Alberta’s Premier took questions Wednesday night for the first time since reprimanding several UCP MLAs - but he didn’t speak to journalists, instead fielding inquiries from commenters on Facebook.
“I’m right here, I’m not hiding,” Kenney said from the Federal Building in downtown Edmonton.
“I’m taking questions from the public right now. The way we work these things is when my schedule allows me to add in an hour or 90 minutes of Q & A on Facebook like this, it’s usually the day of,” the premier said of the surprise appearance.
Kenney did not comment on why he hasn’t held a news conference since Jan. 1, but said he would provide more information during the province’s COVID-19 news conference on Thursday.
On Wednesday, a communications expert and a political scientist criticized the premier for not fielding questions sooner.
"The fact that the premier is avoiding questions from the media on a continuing basis is, I think, a problem," Lori Williams from Mount Royal University said.
"It just doesn't look like he's being particularly effective or decisive. He doesn't look like he's taking responsibility. In fact, it looks quite evasive," Williams added.
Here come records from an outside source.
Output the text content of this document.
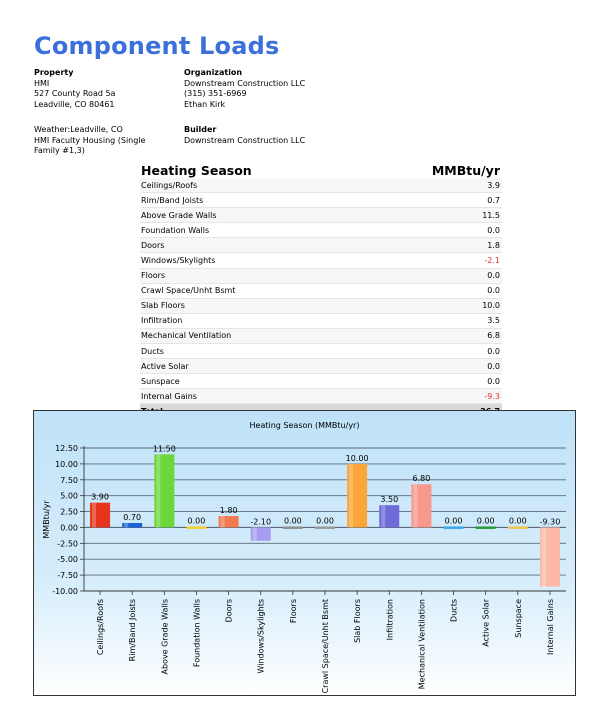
Component Loads
Property
HMI
527 County Road 5a
Leadville, CO 80461
Organization
Downstream Construction LLC
(315) 351-6969
Ethan Kirk
Weather:Leadville, CO
HMI Faculty Housing (Single
Family #1,3)
Builder
Downstream Construction LLC
Heating Season	MMBtu/yr
Ceilings/Roofs	3.9
Rim/Band Joists	0.7
Above Grade Walls	11.5
Foundation Walls	0.0
Doors	1.8
Windows/Skylights	-2.1
Floors	0.0
Crawl Space/Unht Bsmt	0.0
Slab Floors	10.0
Infiltration	3.5
Mechanical Ventilation	6.8
Ducts	0.0
Active Solar	0.0
Sunspace	0.0
Internal Gains	-9.3

Heating Season (MMBtu/yr)
MMBtu/yr
12.50
10.00
7.50
5.00
2.50
0.00
-2.50
-5.00
-7.50
-10.00
3.90
Ceilings/Roofs
0.70
Rim/Band Joists
11.50
Above Grade Walls
0.00
Foundation Walls
1.80
Doors
-2.10
Windows/Skylights
0.00
Floors
0.00
Crawl Space/Unht Bsmt
10.00
Slab Floors
3.50
Infiltration
6.80
Mechanical Ventilation
0.00
Ducts
0.00
Active Solar
0.00
Sunspace
-9.30
Internal Gains
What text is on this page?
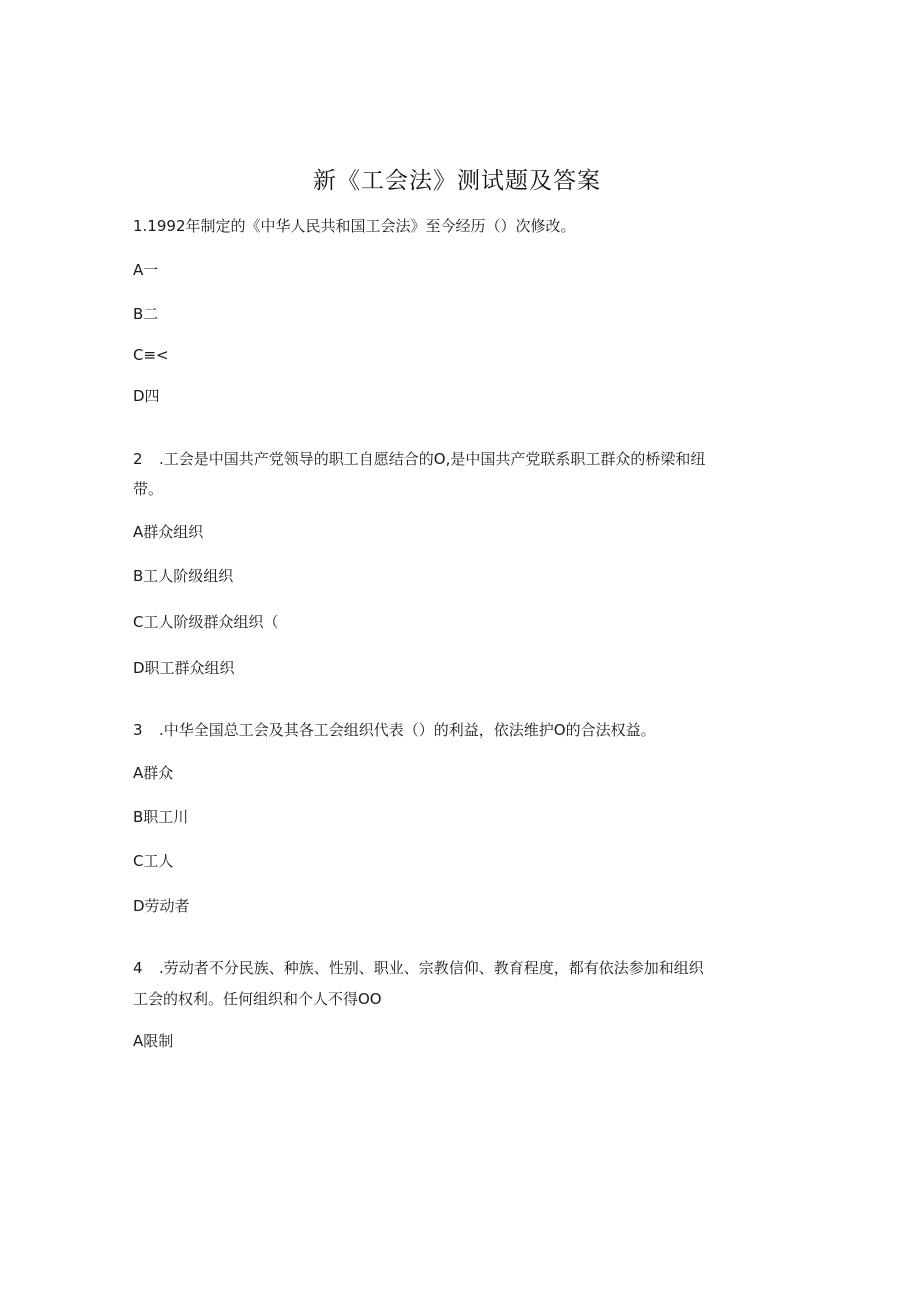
新《工会法》测试题及答案
1.1992年制定的《中华人民共和国工会法》至今经历（）次修改。
A一
B二
C≡<
D四
2 .工会是中国共产党领导的职工自愿结合的O,是中国共产党联系职工群众的桥梁和纽
带。
A群众组织
B工人阶级组织
C工人阶级群众组织（
D职工群众组织
3 .中华全国总工会及其各工会组织代表（）的利益，依法维护O的合法权益。
A群众
B职工川
C工人
D劳动者
4 .劳动者不分民族、种族、性别、职业、宗教信仰、教育程度，都有依法参加和组织
工会的权利。任何组织和个人不得OO
A限制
Kenney took Facebook questions about everything from pipelines to the safety of vaccines for more than an hour - and insisted he wasn’t editing what was asked.
He was apologetic when asked about the UCP travel scandal.
“I take responsibility for not having been absolutely clear that that was not acceptable,” Kenney said.
“I am deeply, deeply disappointed and I share the public anger. I hear people. People have made huge sacrifices.”
The premier did not address the #ResignKenney hashtag that has trended on Twitter on and off since the scandal broke - but he said the UCP was going to try to rebuild the trust of Albertans.
Kenney was asked repeatedly about what the province plans to do with coronavirus restrictions going forward - and while he stated he believes kids are at very low risk in schools and argued air travel is safer than visiting a friend’s house - he promised to provide more information about restrictions on Thursday.
Damage already done?
After Kenney's appearances Wednesday and Thursday, Williams said the damage may have already been done with the Alberta public.
“The question remains whether, in fact, he can earn back trust," she said.
“Those questions of whether he’s being evasive, I think, are front and centre in a lot of Albertans’ minds.”
“This is a premier who is known for being quite a micromanager," she added. "He would’ve had contact with these people over the holiday to be able to continue to conduct the business of government. And the claim that he didn’t know that they were going or had gone, or were not going until they were leaving to the airport, is one that a lot of people raise questions about.”
Kenney might have some work to do with people in his own party, she added.
“I wouldn’t be surprised," she said, "if there are a lot of people within caucus, whose anger is similar to that of ordinary Albertans, that might be putting pressure on for some kind of change.”